Tyrants
Chapter Seven - The Children of the Machine
Section 7 of 13
CHAPTER SEVEN
The Children of the Machine
THEY DIDN’T JUST build regimes.
They bred them.
Because once the machine runs long enough,
it raises its own mechanics.
Josef had a literal son — Yakov.
Captured by the Nazis.
Offered in a prisoner exchange.
Stalin refused.
His real children were the apparatchiks —
The party loyalists who learned to smile while starving.
Kids grew up in fear:
Posters on the wall,
songs in the schoolyard,
informant slips in every backpack.
The lesson?
Silence keeps you safe.
Loyalty keeps you alive.
But even that wasn’t true.
Because loyalty was never enough.
One wrong look —
One joke in the wrong dorm —
One overheard sigh —
Gone.
By the time they reached adulthood,
they weren’t citizens.
They were components.
Hitler didn’t just teach them to march.
He taught them to hate.
Campfires and salutes.
Uniforms and chants.
Rituals masquerading as pride.
But pride with a target.
Always a target.
Jews. Roma. Disabled. Gay.
Turn empathy off.
Turn obedience on.
Children learned early that following orders
was the highest virtue.
Even if the order was to kill.
And some of them did.
By 1945, boys barely 12 were dying in trenches.

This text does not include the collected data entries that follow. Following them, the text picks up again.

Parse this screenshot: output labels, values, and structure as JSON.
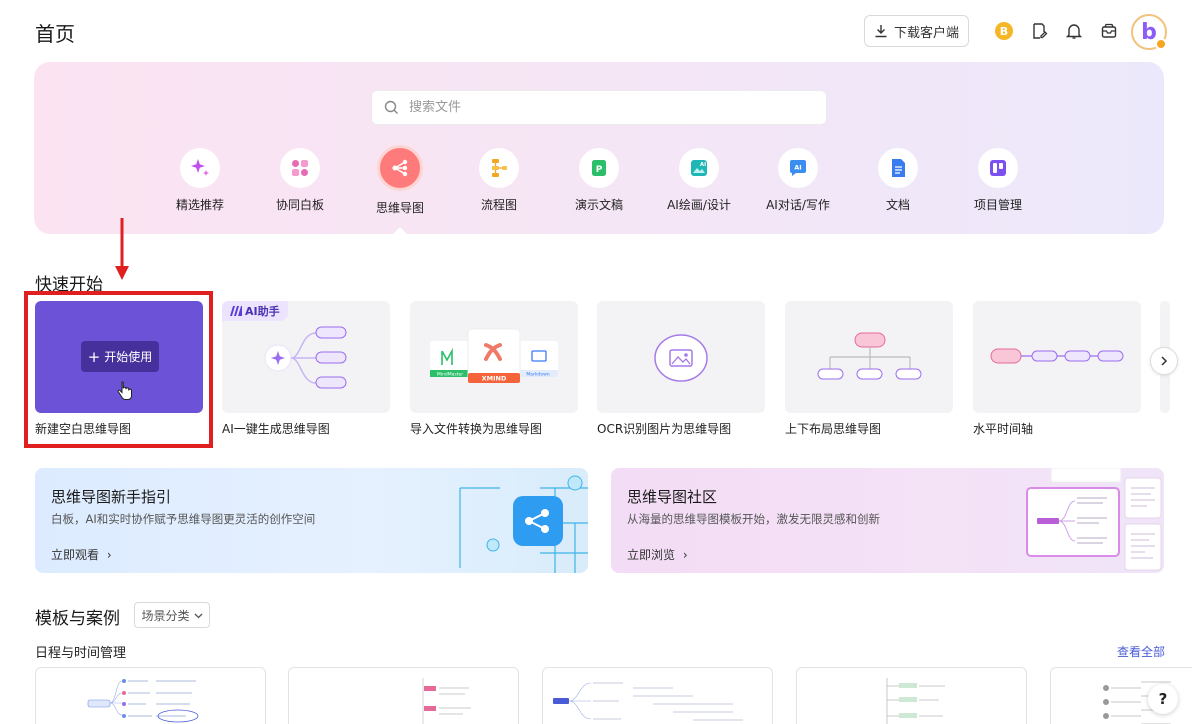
{
  "header": {
    "title": "首页",
    "download_label": "下载客户端",
    "coin_glyph": "B"
  },
  "search": {
    "placeholder": "搜索文件"
  },
  "categories": [
    {
      "label": "精选推荐",
      "icon": "sparkle-icon",
      "color": "#c04ff0"
    },
    {
      "label": "协同白板",
      "icon": "whiteboard-icon",
      "color": "#e86ab5"
    },
    {
      "label": "思维导图",
      "icon": "mindmap-icon",
      "color": "#ff6b6b",
      "active": true
    },
    {
      "label": "流程图",
      "icon": "flowchart-icon",
      "color": "#f5a623"
    },
    {
      "label": "演示文稿",
      "icon": "presentation-icon",
      "color": "#2bbf6a"
    },
    {
      "label": "AI绘画/设计",
      "icon": "ai-paint-icon",
      "color": "#1fb6b6"
    },
    {
      "label": "AI对话/写作",
      "icon": "ai-chat-icon",
      "color": "#3a8ef0"
    },
    {
      "label": "文档",
      "icon": "document-icon",
      "color": "#3a7bf0"
    },
    {
      "label": "项目管理",
      "icon": "kanban-icon",
      "color": "#7b4ff0"
    }
  ],
  "quick_start": {
    "title": "快速开始",
    "start_button": "开始使用",
    "ai_badge": "AI助手",
    "import_badges": [
      "MindMaster",
      "XMIND",
      "Markdown"
    ],
    "cards": [
      {
        "label": "新建空白思维导图"
      },
      {
        "label": "AI一键生成思维导图"
      },
      {
        "label": "导入文件转换为思维导图"
      },
      {
        "label": "OCR识别图片为思维导图"
      },
      {
        "label": "上下布局思维导图"
      },
      {
        "label": "水平时间轴"
      }
    ]
  },
  "banners": {
    "guide": {
      "title": "思维导图新手指引",
      "subtitle": "白板，AI和实时协作赋予思维导图更灵活的创作空间",
      "link": "立即观看"
    },
    "community": {
      "title": "思维导图社区",
      "subtitle": "从海量的思维导图模板开始，激发无限灵感和创新",
      "link": "立即浏览"
    }
  },
  "templates": {
    "title": "模板与案例",
    "scene_filter": "场景分类",
    "group_title": "日程与时间管理",
    "view_all": "查看全部"
  },
  "help_label": "?",
  "colors": {
    "accent_purple": "#6c52d6",
    "annotation_red": "#e02020",
    "link_blue": "#4a5bd8"
  }
}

Shooting strangers with wide, frightened eyes.
They weren’t soldiers.
They were the machine’s last breath.
Both regimes fell.
But the echoes didn’t.
Because trauma doesn’t vanish.
It transmits.
You grow up in paranoia —
You raise your kids to fear.
You grow up in hate —
You teach your kids to harden.
Even decades later,
in the ruins of war,
in the rubble of communism,
You can still feel
the chill of the old machinery.
Because the machine might die —
But the children remember how it worked.